De verplaatsingskosten en die i.v.m. de verwijdering van de installaties worden door de begunstigde van de erfdienstbaarheid gedragen; de personen bedoeld in het eerste lid zijn evenwel verplicht schriftelijk te verwittigen binnen zes maanden vóór de aanvang van de geplande werken. § 2. Niettegenstaande paragraaf 1, kan de begunstigde van de erfdienstbaarheid, om de verplaatsing van de installaties te voorkomen, voorstellen dat de eigenaar het bezette terrein koopt. Hij geeft de Regering kennis daarvan. Bij gebrek aan een minnelijke overeenkomst tussen de eigenaar van het bezwaarde erf en de netbeheerder zijn de bepalingen van artikel 16sexties van toepassing.

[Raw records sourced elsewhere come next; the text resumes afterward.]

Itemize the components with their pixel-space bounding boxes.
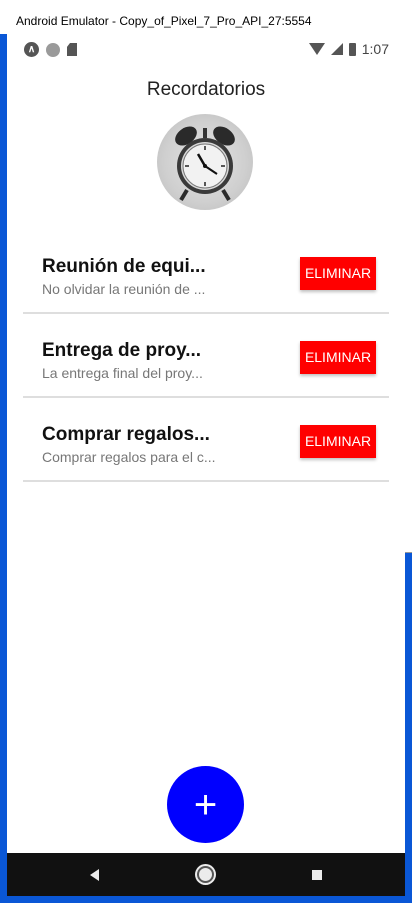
status-bar: ∧ 1:07 bbox=[7, 34, 405, 64]
app-a-icon: ∧ bbox=[24, 42, 39, 57]
delete-button[interactable]: ELIMINAR bbox=[300, 341, 376, 374]
emulator-window: Android Emulator - Copy_of_Pixel_7_Pro_A… bbox=[0, 0, 412, 903]
reminders-list: Reunión de equi... No olvidar la reunión… bbox=[23, 230, 389, 482]
window-titlebar: Android Emulator - Copy_of_Pixel_7_Pro_A… bbox=[0, 0, 412, 34]
alarm-clock-icon bbox=[157, 114, 253, 210]
reminder-subtitle: La entrega final del proy... bbox=[42, 365, 203, 381]
status-bar-notifications: ∧ bbox=[24, 42, 77, 57]
device-screen: ∧ 1:07 Recordatorios Reunión de equi... … bbox=[7, 34, 405, 896]
home-icon[interactable] bbox=[197, 866, 214, 883]
navigation-bar bbox=[7, 853, 405, 896]
signal-icon bbox=[330, 43, 343, 55]
side-panel-divider bbox=[405, 552, 412, 553]
reminder-title: Reunión de equi... bbox=[42, 256, 206, 277]
wifi-icon bbox=[308, 43, 325, 55]
status-bar-system: 1:07 bbox=[308, 41, 389, 57]
sd-card-icon bbox=[67, 43, 77, 56]
plus-icon: + bbox=[193, 782, 218, 827]
reminder-subtitle: No olvidar la reunión de ... bbox=[42, 281, 206, 297]
delete-button[interactable]: ELIMINAR bbox=[300, 425, 376, 458]
circle-icon bbox=[46, 42, 60, 57]
list-item[interactable]: Entrega de proy... La entrega final del … bbox=[23, 314, 389, 398]
recents-icon[interactable] bbox=[312, 870, 322, 880]
list-item[interactable]: Comprar regalos... Comprar regalos para … bbox=[23, 398, 389, 482]
window-title: Android Emulator - Copy_of_Pixel_7_Pro_A… bbox=[16, 14, 312, 28]
add-reminder-button[interactable]: + bbox=[167, 766, 244, 843]
reminder-title: Comprar regalos... bbox=[42, 424, 210, 445]
page-title: Recordatorios bbox=[146, 79, 266, 100]
reminder-title: Entrega de proy... bbox=[42, 340, 202, 361]
list-item[interactable]: Reunión de equi... No olvidar la reunión… bbox=[23, 230, 389, 314]
alarm-clock-graphic bbox=[175, 126, 235, 202]
battery-icon bbox=[348, 42, 356, 56]
reminder-subtitle: Comprar regalos para el c... bbox=[42, 449, 216, 465]
side-panel bbox=[405, 34, 412, 552]
delete-button[interactable]: ELIMINAR bbox=[300, 257, 376, 290]
back-icon[interactable] bbox=[90, 869, 99, 881]
status-time: 1:07 bbox=[361, 41, 389, 57]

Art. 16quinquies.De beheerder van de installaties is gehouden tot het herstel van de schade veroorzaakt door de werken die hij heeft uitgevoerd bij de aanleg of de exploitatie van zijn installaties, alsmede tot de vergoeding van de schade berokkend aan derden, hetzij door zijn werken, hetzij wegens het gebruik van het door de erfdienstbaarheid bezwaarde erf. De gezamenlijke vergoedingen i.v.m. de veroorzaakte schade worden door de beheerder gedragen. Ze zijn verschuldigd aan de personen die de schade lijden; Het bedrag ervan worden hetzij minnelijk, hetzij door de rechtbanken bepaald.

Art. 16sexties.De beheerder van de installaties ten gunste van wie de Regering een besluit tot verklaring van algemeen belang heeft genomen, kan, op eigen verzoek en binnen de perken van dat besluit, door de Regering gemachtigd worden om de nodige onteigeningen op eigen kosten voort te zetten namens het Gewest of in eigen naam als hij beschikt over de bevoegdheid om krachtens een decreetsbepaling te onteigenen.

De rechtspleging bij hoogdringende omstandigheden bepaald bij de artikelen 2 à 20 van de wet van 26 juli 1962 betreffende de rechtspleging bij hoogdringende omstandigheden inzake onteigeningen ten algemenen nutte is toepasselijk op die onteigeningen."

Art. 10.In artikel 46 van het decreet decreet van 15 april 1999 betreffende de kringloop van het water en houdende oprichting van een "Société publique de Gestion de l'Eau" worden de woorden "met uitzondering van de artikelen 33 tot 35 die op de door de Regering bepaalde datum in werking treden" opgeheven. HOOFDSTUK IV. - Wijzigingen van de bepalingen van het decreet van 7 maart 2001 tot hervorming van de "Société wallonne des Distributions d'Eau"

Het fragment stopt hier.